Effect of asymptomatic vaginal colonization with Candida albicans on pregnancy outcome.
Acta Obstet Gynecol Scand. 2015 Jun 18;
Authors: Farr A, Kiss H, Holzer I, Husslein P, Hagmann M, Petricevic L
INTRODUCTION: Vaginal infection is a major causative factor of preterm delivery. The present study was performed to evaluate the effect of asymptomatic vaginal colonization with Candida albicans at early gestation on pregnancy outcome.
MATERIAL AND METHODS: From 2005 to 2014, a total of 8447 women with singleton pregnancies between 10(+0) and 16(+0) gestational weeks were routinely subjected to an antenatal infection screen-and-treat program. Vaginal smears were Gram-stained, microscopically evaluated and data were retrospectively analyzed. Women exposed to Candida received clotrimazole and were re-tested after 4-6 weeks. Treatment was repeated in case of recurrence. Women with normal or intermediate vaginal flora were considered as non-exposed. Bacterial vaginosis and trichomoniasis were assessed and treated as well. Descriptive data analysis, chi-squared testing and multiple regression analysis with adjustment for potential confounders were performed. Rates of asymptomatic vaginal infections, preterm delivery and low birthweight served as main outcomes measures.

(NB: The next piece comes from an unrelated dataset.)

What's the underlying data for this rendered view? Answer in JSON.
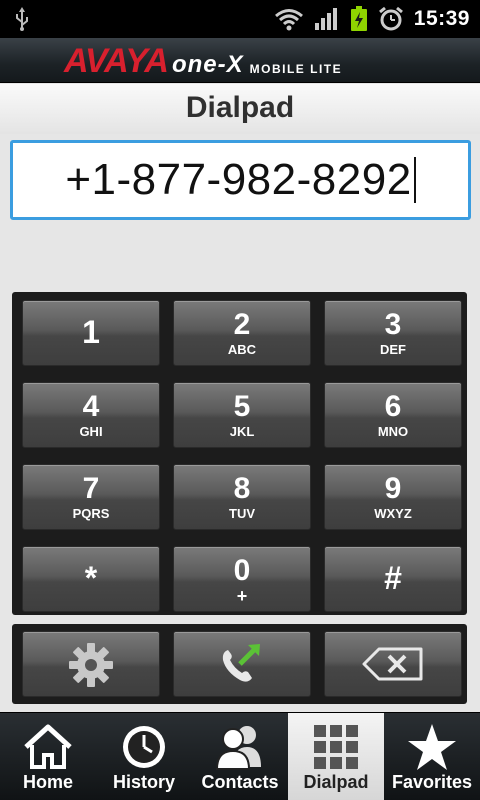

RESULTS: A normal or intermediate flora was found in 6708 (79.4%) of the screened women; 1142 women (13.5%) showed asymptomatic C. albicans infection. Of this group, 185 women (2.2%) had a recurrence of Candida on vaginal smears. Compared to the non-exposed women with normal or intermediate flora, those with recurrent candidiasis had higher rates of preterm delivery (11.9% vs. 9.5%) and of low birthweight (10.8% vs. 8.0%), as confirmed in the multiple model (p = 0.02).
CONCLUSIONS: Recurrent asymptomatic vaginal colonization with Candida in early pregnancy is associated with preterm delivery and low birthweight. Routine screening and consequent treatment for candidiasis could improve pregnancy outcomes. This article is protected by copyright. All rights reserved.
PMID: 26084843 [PubMed - as supplied by publisher]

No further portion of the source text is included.